In 1426, the two daughters of Thomas of Cluj, Dorothea and Margaretha, became the owners of Micăsasa, which no longer belonged to the king.
The map of Transylvania, published by Honterus in Basel in 1532, makes reference to Micăsasa village (of course, to the town of Mediaş as well).
In 1673, the Hungarian noblemen in Micăsasa describe the decaying state of the village church and they ask for approval to repair it. Bishop Adami allows the repair of the church but with the observance of the following requirements:
- Never in future be issued any claim over the church, the church courtyard or the bells, and never intrude upon the priest in performing his duties.
- The priest receive the tithe from Saxons, Hungarians and Romanians; and
- Never try to expel the priest from the village.
As the requirements were not met, in 1676 the head of the cathedral chapter of Bălcaciu is instructed by the synod to notify the violations. In 1762, a visit to church revealed that there were few participants in the religious sermon. About 100 of Romanian, Hungarian and Saxon families were then living in the village.
In 1776, according to a court sentence in a murder trial, the priest, the cantor, a mill worker and a servant of Micăsasa were beheaded in the village of Târnava Mare (Proştea Mare).
In 1787, Gh. Şincai set up a Romanian school in Micăsasa, the first schoolteacher being Mihai Renci.

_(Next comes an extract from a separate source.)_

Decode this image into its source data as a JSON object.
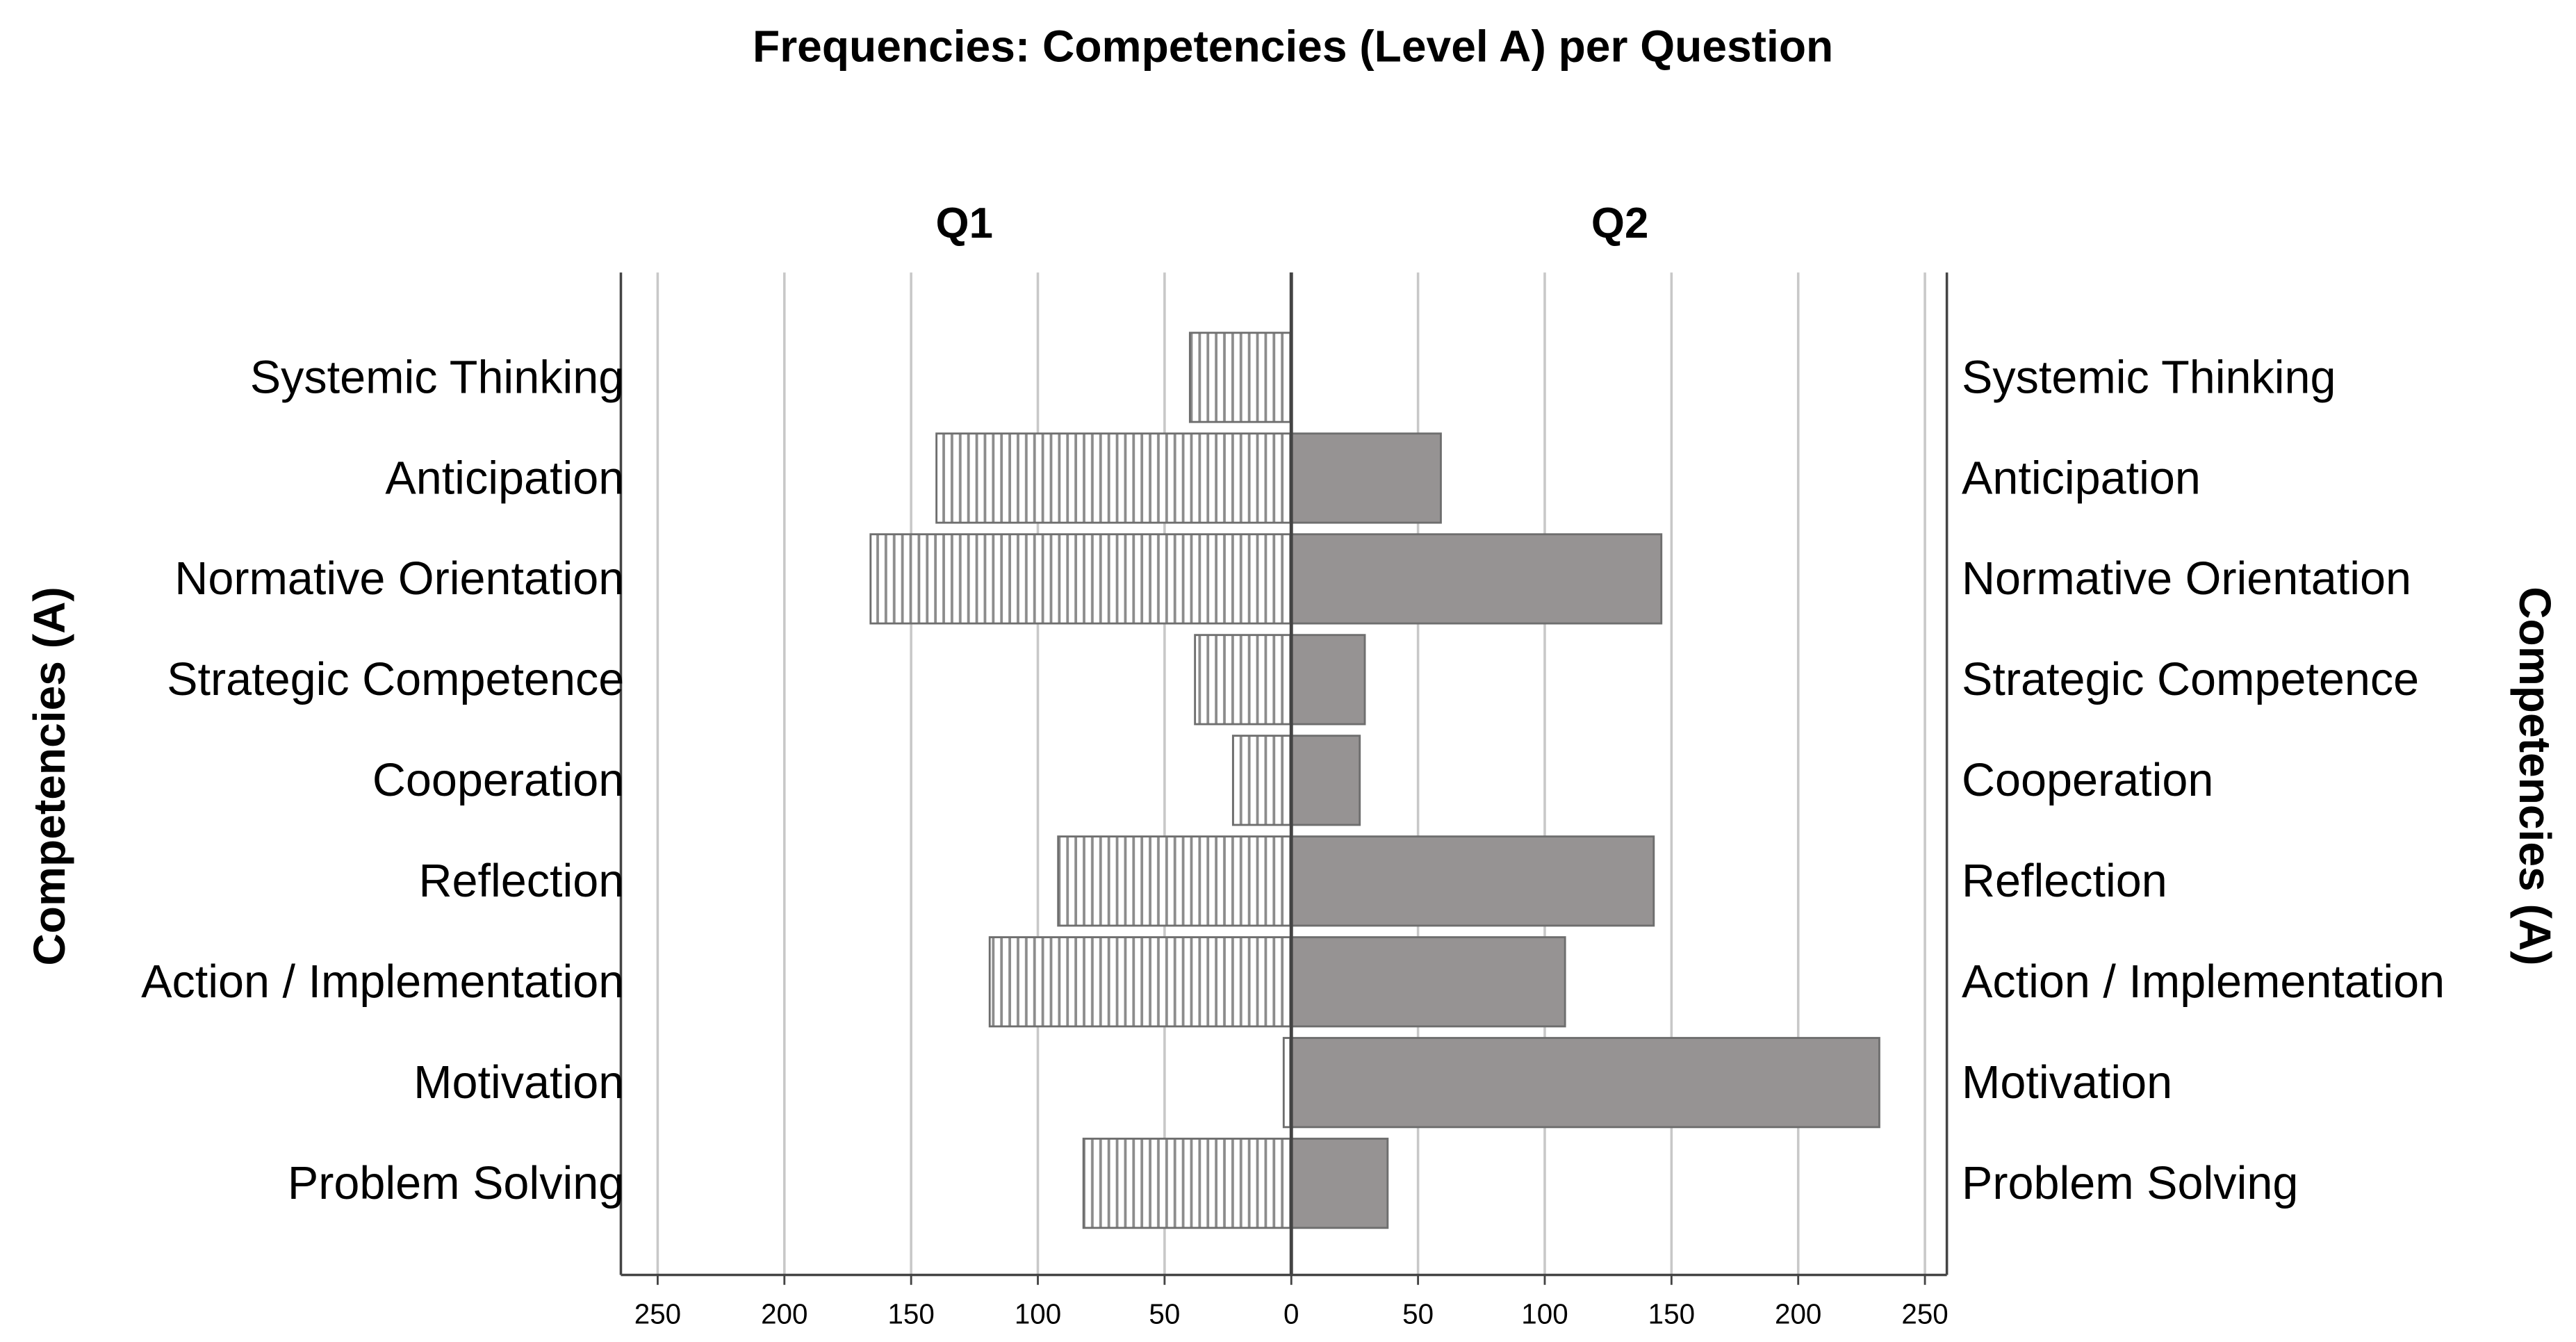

In 1782, the king granted the Evangelic church to the Roman-Catholic community, so that in 1791 the Hungarian noblemen embezzled the largest part of the church wealth. Micăsasa is located in the transition area between the regions dwelt by Romanians, Hungarians and Saxons, and this location also affected the destiny of the village church which is a historic monument.

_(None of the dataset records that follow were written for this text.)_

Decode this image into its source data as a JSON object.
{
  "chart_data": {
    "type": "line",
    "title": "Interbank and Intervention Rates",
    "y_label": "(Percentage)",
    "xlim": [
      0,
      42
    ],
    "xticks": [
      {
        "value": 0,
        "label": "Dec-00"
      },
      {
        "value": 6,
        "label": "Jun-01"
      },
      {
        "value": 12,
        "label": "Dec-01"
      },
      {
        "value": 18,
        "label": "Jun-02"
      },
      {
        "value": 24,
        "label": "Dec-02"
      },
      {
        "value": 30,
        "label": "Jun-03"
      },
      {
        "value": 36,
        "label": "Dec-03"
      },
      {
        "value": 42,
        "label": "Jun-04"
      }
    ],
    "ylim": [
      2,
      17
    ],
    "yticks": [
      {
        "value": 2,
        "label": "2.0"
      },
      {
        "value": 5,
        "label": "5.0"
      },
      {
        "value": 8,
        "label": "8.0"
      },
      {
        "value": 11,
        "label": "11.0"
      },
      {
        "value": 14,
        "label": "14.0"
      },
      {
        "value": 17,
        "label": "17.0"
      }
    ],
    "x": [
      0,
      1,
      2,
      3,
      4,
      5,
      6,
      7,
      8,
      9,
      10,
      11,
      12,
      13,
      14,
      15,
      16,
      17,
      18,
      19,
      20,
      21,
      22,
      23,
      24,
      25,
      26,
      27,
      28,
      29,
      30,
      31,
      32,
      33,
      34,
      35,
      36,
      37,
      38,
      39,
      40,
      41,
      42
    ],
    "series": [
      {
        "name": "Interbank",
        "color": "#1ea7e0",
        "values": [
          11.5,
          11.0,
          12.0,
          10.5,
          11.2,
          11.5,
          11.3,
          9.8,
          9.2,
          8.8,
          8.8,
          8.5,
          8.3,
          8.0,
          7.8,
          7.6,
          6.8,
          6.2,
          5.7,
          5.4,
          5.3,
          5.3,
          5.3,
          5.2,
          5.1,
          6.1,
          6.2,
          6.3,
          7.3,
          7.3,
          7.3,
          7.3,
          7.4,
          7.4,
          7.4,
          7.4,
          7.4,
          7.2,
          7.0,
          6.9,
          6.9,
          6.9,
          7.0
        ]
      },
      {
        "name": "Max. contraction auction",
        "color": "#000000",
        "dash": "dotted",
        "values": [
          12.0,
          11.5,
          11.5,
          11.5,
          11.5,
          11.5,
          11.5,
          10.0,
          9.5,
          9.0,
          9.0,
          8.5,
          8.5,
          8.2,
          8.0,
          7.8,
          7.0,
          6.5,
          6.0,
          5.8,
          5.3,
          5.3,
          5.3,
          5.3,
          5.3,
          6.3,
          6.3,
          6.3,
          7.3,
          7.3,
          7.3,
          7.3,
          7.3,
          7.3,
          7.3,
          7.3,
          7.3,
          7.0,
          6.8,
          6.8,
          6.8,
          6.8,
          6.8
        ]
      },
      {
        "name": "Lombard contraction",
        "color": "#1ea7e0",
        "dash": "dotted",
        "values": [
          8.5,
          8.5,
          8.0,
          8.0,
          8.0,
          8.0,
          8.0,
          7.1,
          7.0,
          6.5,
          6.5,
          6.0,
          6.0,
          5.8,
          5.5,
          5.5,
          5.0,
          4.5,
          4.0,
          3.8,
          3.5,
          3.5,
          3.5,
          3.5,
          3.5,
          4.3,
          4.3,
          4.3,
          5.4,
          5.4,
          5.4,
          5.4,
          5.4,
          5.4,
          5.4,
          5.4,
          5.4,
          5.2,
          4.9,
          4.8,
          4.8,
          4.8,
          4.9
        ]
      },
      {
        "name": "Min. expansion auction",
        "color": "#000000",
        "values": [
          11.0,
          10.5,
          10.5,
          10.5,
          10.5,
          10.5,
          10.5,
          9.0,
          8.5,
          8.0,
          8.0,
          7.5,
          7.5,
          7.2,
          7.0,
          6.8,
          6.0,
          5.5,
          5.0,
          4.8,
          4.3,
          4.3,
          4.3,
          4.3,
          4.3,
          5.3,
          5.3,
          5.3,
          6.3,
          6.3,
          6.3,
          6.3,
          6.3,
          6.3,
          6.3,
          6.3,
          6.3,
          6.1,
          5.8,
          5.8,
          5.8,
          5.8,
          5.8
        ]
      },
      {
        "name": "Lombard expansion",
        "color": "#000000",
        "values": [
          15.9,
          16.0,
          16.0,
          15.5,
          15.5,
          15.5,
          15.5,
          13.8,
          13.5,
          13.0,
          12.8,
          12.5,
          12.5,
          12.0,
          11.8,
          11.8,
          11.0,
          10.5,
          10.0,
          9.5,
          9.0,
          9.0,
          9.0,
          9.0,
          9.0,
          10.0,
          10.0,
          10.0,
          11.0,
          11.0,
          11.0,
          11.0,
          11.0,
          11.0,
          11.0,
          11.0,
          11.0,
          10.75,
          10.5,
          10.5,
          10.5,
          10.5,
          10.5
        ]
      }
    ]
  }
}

The church constructed in the 14th century was a Gothic basilica made up of choir and hall. At the beginning of the 18th century, the owner of the estates, Baron Adam Radak, of Reformed religion, married Countess Olga Lazăr, of Catholic religion. The dilemma that occurred was settled as Columbus solved the egg issue: the Baron ordered that the church be divided in two, and granted the choir to Catholic believers and a western part of the hall to Reformed believers. Such a state has remained unchanged for three hundred years, only it is not recorded in the Guinness Book of World Records. Even the bells were divided: the 1591 bell, carved with the inscription “Anno Domini 1591”, belongs to the Calvin community, and the 1649 bell, bearing the inscription “Sub Afficio Pastoratu S Ana CUTS RENOVAT EST 1649”, to the Catholic believers. To my great sorrow, the church was closed, the person in charge with the keys could not be found, so I did not succeed in getting beyond the southern wall of the former nave, now a decorative wall.

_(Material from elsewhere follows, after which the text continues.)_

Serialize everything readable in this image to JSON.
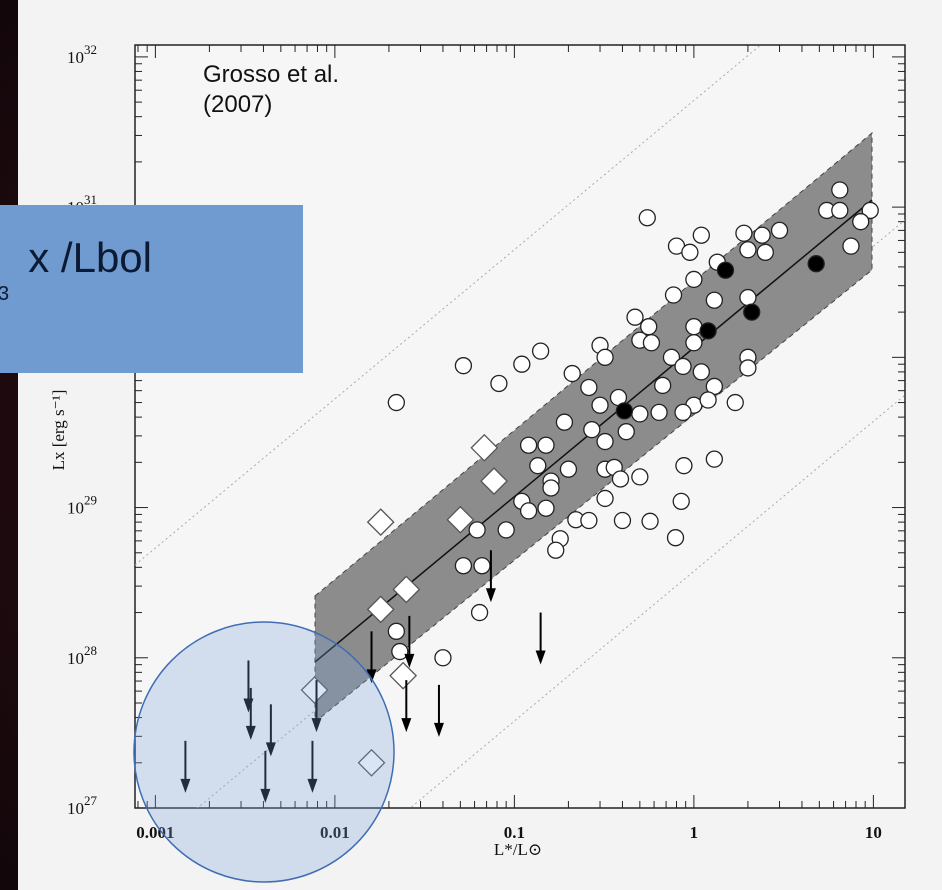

The Gothic ribbed vault of the choir is supported by tori which correspond outside to three-step buttresses, but such archaisms are not exceptions. Anyhow, the flamboyant mouldings of the windows are a telling proof of late Gothic period. The sacramental bay of the tabernacle and a sedile are on the southern wall. The choir has a polygonal apse, on one of its sides being one of the two pointed-arch bipartite windows. Both churches have two small portals on the southern side. The western hall has a flat ceiling and lacks Gothic decorations. Only the southern wall survived from the central nave throughout the centuries.